2.12.07

André Pieyre de Mandiargues - L'anglais décrit dans le château fermé



Par goût, par défi ou comme un exercice de style, nombreux ont été les auteurs qui se sont adonné au genre érotique. Et leurs incursions sulfureuses dans les sillons de la chair furent parfois d'admirables claques à la bien-pensance littéraire de leur temps. Alfred de Musset (avec Gamiani ou Deux nuits d'excès) ; Guillaume Apollinaire (avec Les Onze Mille Verges) ; Louis Aragon (avec Le Con d'Irène) ; Anaïs Nin (avec Les Petits Oiseaux)... Au reste, tous devinaient bien que - sous leur propre nom ou sous une identité d'emprunt- ils laisseraient dans leur bibliographie une pièce subversive et infamante, qui serait inévitablement écartée de la postérité pédagogique. Bannissement fort regrettable pour les jeunes générations, car à l'âge où la sensualité s'éveille loin des textes sages du Lagarde & Michard, ces écritures de la jouissance sont de celles qui communiquent une certaine jouissance de l'écriture. Il nous aura donc fallu attendre longtemps avant de découvrir ce fabuleux roman d'André Pieyre de Mandiargues, publié en 1954, sous le pseudonyme de Pierre Morion. L’anglais décrit dans le château fermé fut interdit en 1955 et valut à Régine Desforges, son éditrice, une inculpation d’outrage aux bonnes mœurs.

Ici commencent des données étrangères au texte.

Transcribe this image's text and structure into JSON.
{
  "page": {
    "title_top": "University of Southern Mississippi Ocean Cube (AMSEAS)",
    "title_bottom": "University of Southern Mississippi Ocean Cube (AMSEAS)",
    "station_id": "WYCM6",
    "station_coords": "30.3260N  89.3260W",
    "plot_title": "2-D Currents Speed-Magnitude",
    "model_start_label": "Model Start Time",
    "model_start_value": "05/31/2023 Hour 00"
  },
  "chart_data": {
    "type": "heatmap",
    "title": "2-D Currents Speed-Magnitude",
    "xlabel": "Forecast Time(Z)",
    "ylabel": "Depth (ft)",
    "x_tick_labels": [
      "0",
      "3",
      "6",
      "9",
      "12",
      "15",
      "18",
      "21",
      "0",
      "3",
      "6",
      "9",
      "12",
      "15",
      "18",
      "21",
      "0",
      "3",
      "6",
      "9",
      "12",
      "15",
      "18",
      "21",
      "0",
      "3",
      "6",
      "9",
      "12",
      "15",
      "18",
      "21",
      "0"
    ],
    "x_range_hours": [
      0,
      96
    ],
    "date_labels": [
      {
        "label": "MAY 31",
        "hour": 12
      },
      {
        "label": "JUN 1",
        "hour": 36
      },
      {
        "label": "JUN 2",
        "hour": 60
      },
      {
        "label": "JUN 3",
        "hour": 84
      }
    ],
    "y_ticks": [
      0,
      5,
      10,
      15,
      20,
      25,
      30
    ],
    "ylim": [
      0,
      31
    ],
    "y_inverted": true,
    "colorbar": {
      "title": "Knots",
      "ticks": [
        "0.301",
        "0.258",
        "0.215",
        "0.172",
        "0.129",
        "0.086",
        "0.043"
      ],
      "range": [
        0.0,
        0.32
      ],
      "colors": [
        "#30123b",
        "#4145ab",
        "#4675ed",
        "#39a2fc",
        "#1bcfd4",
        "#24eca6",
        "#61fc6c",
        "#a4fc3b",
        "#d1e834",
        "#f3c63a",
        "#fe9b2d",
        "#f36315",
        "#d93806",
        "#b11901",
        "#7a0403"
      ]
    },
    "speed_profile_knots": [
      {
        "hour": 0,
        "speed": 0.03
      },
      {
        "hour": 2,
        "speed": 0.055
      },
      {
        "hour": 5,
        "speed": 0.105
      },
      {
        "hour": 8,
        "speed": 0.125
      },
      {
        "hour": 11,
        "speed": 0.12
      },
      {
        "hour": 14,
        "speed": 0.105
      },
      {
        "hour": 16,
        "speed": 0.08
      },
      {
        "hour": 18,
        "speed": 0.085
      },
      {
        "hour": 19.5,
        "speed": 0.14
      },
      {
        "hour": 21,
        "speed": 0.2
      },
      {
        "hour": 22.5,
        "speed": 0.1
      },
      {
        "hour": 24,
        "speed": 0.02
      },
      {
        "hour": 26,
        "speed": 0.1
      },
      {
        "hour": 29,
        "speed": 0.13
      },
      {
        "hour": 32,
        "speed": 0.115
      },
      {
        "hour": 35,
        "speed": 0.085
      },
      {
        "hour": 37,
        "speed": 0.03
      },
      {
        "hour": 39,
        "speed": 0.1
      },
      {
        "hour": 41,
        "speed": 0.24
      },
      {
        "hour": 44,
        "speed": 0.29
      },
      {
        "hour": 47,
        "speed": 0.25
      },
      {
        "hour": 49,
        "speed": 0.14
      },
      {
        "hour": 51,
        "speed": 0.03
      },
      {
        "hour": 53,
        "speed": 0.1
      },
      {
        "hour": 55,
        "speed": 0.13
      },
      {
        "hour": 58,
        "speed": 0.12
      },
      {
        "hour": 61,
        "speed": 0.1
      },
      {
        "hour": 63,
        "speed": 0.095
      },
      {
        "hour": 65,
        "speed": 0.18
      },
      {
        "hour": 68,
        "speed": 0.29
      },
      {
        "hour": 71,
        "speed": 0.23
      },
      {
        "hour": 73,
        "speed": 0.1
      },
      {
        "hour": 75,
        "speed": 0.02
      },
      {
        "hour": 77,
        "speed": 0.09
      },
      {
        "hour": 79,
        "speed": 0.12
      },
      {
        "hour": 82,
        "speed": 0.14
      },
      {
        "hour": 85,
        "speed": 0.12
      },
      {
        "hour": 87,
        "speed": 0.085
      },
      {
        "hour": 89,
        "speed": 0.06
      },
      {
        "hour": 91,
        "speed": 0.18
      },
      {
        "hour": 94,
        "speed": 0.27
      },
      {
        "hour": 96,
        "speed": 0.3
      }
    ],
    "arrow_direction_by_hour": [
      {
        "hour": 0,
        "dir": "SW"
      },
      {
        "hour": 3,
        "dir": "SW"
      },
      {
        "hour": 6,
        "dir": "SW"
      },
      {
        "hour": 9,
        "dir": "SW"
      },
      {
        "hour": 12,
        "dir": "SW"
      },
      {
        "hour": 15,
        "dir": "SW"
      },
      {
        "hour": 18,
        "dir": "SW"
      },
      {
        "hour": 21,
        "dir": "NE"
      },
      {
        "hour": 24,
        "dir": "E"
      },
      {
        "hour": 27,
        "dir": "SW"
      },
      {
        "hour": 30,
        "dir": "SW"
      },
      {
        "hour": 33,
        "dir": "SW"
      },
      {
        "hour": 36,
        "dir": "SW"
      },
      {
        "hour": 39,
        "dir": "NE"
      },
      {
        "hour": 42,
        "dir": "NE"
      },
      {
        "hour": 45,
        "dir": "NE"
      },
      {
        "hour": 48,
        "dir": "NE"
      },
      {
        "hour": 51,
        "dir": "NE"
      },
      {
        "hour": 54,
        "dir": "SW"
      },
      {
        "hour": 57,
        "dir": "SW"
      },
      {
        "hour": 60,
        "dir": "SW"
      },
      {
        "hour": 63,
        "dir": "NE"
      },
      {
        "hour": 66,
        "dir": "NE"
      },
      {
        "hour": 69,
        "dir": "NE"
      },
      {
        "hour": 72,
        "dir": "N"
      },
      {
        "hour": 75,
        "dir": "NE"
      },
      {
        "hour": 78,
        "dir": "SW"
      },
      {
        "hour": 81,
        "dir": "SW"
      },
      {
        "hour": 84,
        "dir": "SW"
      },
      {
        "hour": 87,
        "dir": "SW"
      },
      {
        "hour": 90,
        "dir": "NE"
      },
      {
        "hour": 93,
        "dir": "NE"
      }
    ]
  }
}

"L’ouvrage raconte la dernière orgie de M. de Montcul, un anglais aussi excentrique que sadique et blasé, qui s’est retiré dans sa résidence de Gamehuche, en Côte de Vit. Dans les caves du château sont entreposées des centaines de tonnes d’explosifs et Montcul déclare dès le début du récit qu’il fera tout sauter « à la première fois qu’après avoir bandé [il ne sera] plus capable de jeter du sperme ». S’en suit une soirée où les excès les plus invraisemblables se produisent et qui se termine, comme vous le devinez, par « l’éjaculation grandiose » du château."
"Un livre par moments insoutenable, dominé par l'inquiétante figure sadienne du libertin Montcul, et porté par une langue éblouissante, où le sadisme et un humour d'une qualité très particulière sont poussés à la dernière extrémité. Jamais l'érotisme et l'alliage de cruauté et de volupté, qui sont, avec l'amour de la mer et des crustacés, deux composantes essentielles de l'univers de Mandiargues, n'ont atteint de tels sommets, ou de tels abîmes."

Trois choses très justes sont à retenir de ces descriptions du roman de Mandiargues, glanées sur le net, c'est le jugement de valeur sur le style "une langue éblouissante", le caractère "invraisemblable" du récit et la tonalité, soit "l'humour". Ces trois éléments permettant de quitter assez rapidement le décor sadien pour entrer dans la scénographie excessive et grotesque qu'affectionne Mandiargues. Exercice de style pornographique donc, où le baroque l'emporte toujours sur le réalisme de la cruauté.

1 commentaire:

Anonyme a dit…

Ce bouquin est formidable! Je l'ai lu en décembre 1986 rue Pascal chez un copain qui m'avait prêté son appartement parce que j'étais à la rue, viré par ma bonne amie de l'époque. Je l'ai trouvé au fond d'un plumard (!) et l'ai lu d'une traite avec une voracité ogresque! Le problème c'était les effets de la chiennerie sur mon imagination en rade: impossible de voir passer un cabot au bout d'une laisse féminine sans me mettre à délirer.
Je me suis soigné sous le tonneau du Saint-Bernard.